"Mr. Durland says have you warned men working in the fields?"

"Not yet," was the answer from Jack. "But they think it's all right, and seem to think we're playing a game."

Then Jack dropped his flags in token of his desire to stop for a minute, and turned to Pete Stubbs, who had come up.

"It's burning mighty fast," said Pete. "The woods are awfully dry up there. There's no green stuff at all to hold it in check. If those people on the farm down there don't look out, they'll be in a lot of trouble."

Jack sent that information, too, and then came orders from Dick Crawford.

"Return to camp," the Assistant Scout-Master flashed. "Warn farmer and men of danger. Suggest a back fire in their fields, to give clear space fire cannot jump. Then report, verbally, result of warning."

The warning was a waste of breath and effort.

"Think you can learn me my business?" asked the farmer, indignantly. "I don't need no Boy Scouts to tell me how to look after my property. Be off with you, now, and don't bother us! We're busy here, working for a living. Haven't got time to run around playing the way you do."

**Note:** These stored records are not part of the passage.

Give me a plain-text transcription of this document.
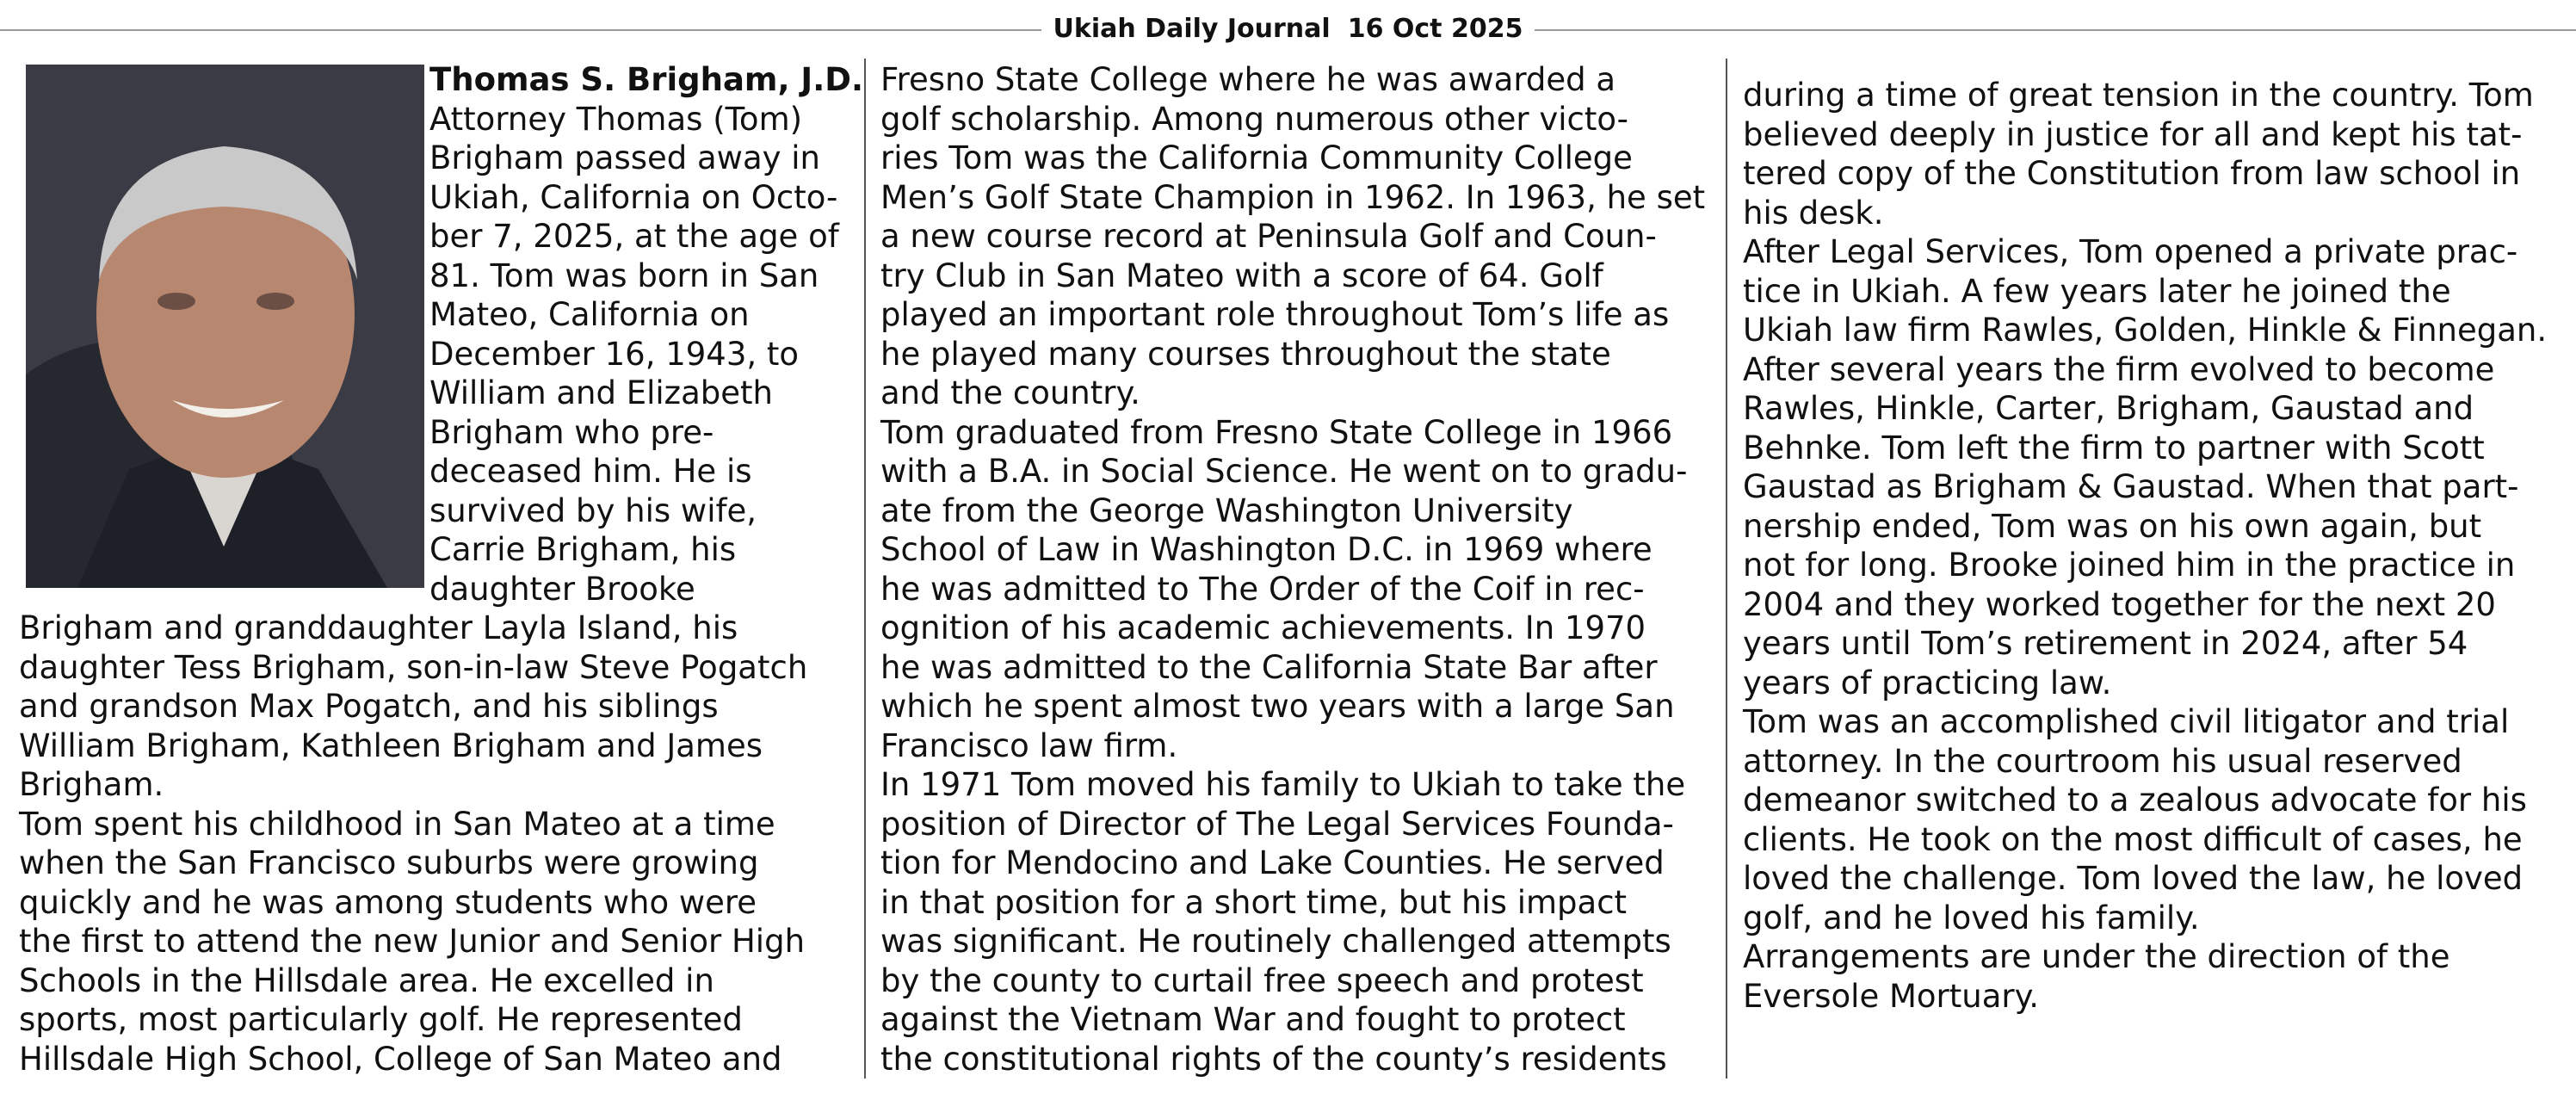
Ukiah Daily Journal 16 Oct 2025

Thomas S. Brigham, J.D.

Attorney Thomas (Tom)

Brigham passed away in

Ukiah, California on Octo-

ber 7, 2025, at the age of

81. Tom was born in San

Mateo, California on

December 16, 1943, to

William and Elizabeth

Brigham who pre-

deceased him. He is

survived by his wife,

Carrie Brigham, his

daughter Brooke

Brigham and granddaughter Layla Island, his

daughter Tess Brigham, son-in-law Steve Pogatch

and grandson Max Pogatch, and his siblings

William Brigham, Kathleen Brigham and James

Brigham.

Tom spent his childhood in San Mateo at a time

when the San Francisco suburbs were growing

quickly and he was among students who were

the first to attend the new Junior and Senior High

Schools in the Hillsdale area. He excelled in

sports, most particularly golf. He represented

Hillsdale High School, College of San Mateo and

Fresno State College where he was awarded a

golf scholarship. Among numerous other victo-

ries Tom was the California Community College

Men’s Golf State Champion in 1962. In 1963, he set

a new course record at Peninsula Golf and Coun-

try Club in San Mateo with a score of 64. Golf

played an important role throughout Tom’s life as

he played many courses throughout the state

and the country.

Tom graduated from Fresno State College in 1966

with a B.A. in Social Science. He went on to gradu-

ate from the George Washington University

School of Law in Washington D.C. in 1969 where

he was admitted to The Order of the Coif in rec-

ognition of his academic achievements. In 1970

he was admitted to the California State Bar after

which he spent almost two years with a large San

Francisco law firm.

In 1971 Tom moved his family to Ukiah to take the

position of Director of The Legal Services Founda-

tion for Mendocino and Lake Counties. He served

in that position for a short time, but his impact

was significant. He routinely challenged attempts

by the county to curtail free speech and protest

against the Vietnam War and fought to protect

the constitutional rights of the county’s residents

during a time of great tension in the country. Tom

believed deeply in justice for all and kept his tat-

tered copy of the Constitution from law school in

his desk.

After Legal Services, Tom opened a private prac-

tice in Ukiah. A few years later he joined the

Ukiah law firm Rawles, Golden, Hinkle & Finnegan.

After several years the firm evolved to become

Rawles, Hinkle, Carter, Brigham, Gaustad and

Behnke. Tom left the firm to partner with Scott

Gaustad as Brigham & Gaustad. When that part-

nership ended, Tom was on his own again, but

not for long. Brooke joined him in the practice in

2004 and they worked together for the next 20

years until Tom’s retirement in 2024, after 54

years of practicing law.

Tom was an accomplished civil litigator and trial

attorney. In the courtroom his usual reserved

demeanor switched to a zealous advocate for his

clients. He took on the most difficult of cases, he

loved the challenge. Tom loved the law, he loved

golf, and he loved his family.

Arrangements are under the direction of the

Eversole Mortuary.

Jack felt that it was useless to argue. This farmer was one who believed that all boys were full of mischief. He didn't know anything about the Boy Scout movement and the new sort of boy that it has produced and is producing, in ever growing numbers. So Jack and Pete went on to camp, and there Jack made his report to Durland.

"It would serve him right to have his place burned," said Durland, "but we can't work on that theory. And there are others who would suffer, too, and that wouldn't be right. So we'll just go over there and stop that fire ourselves."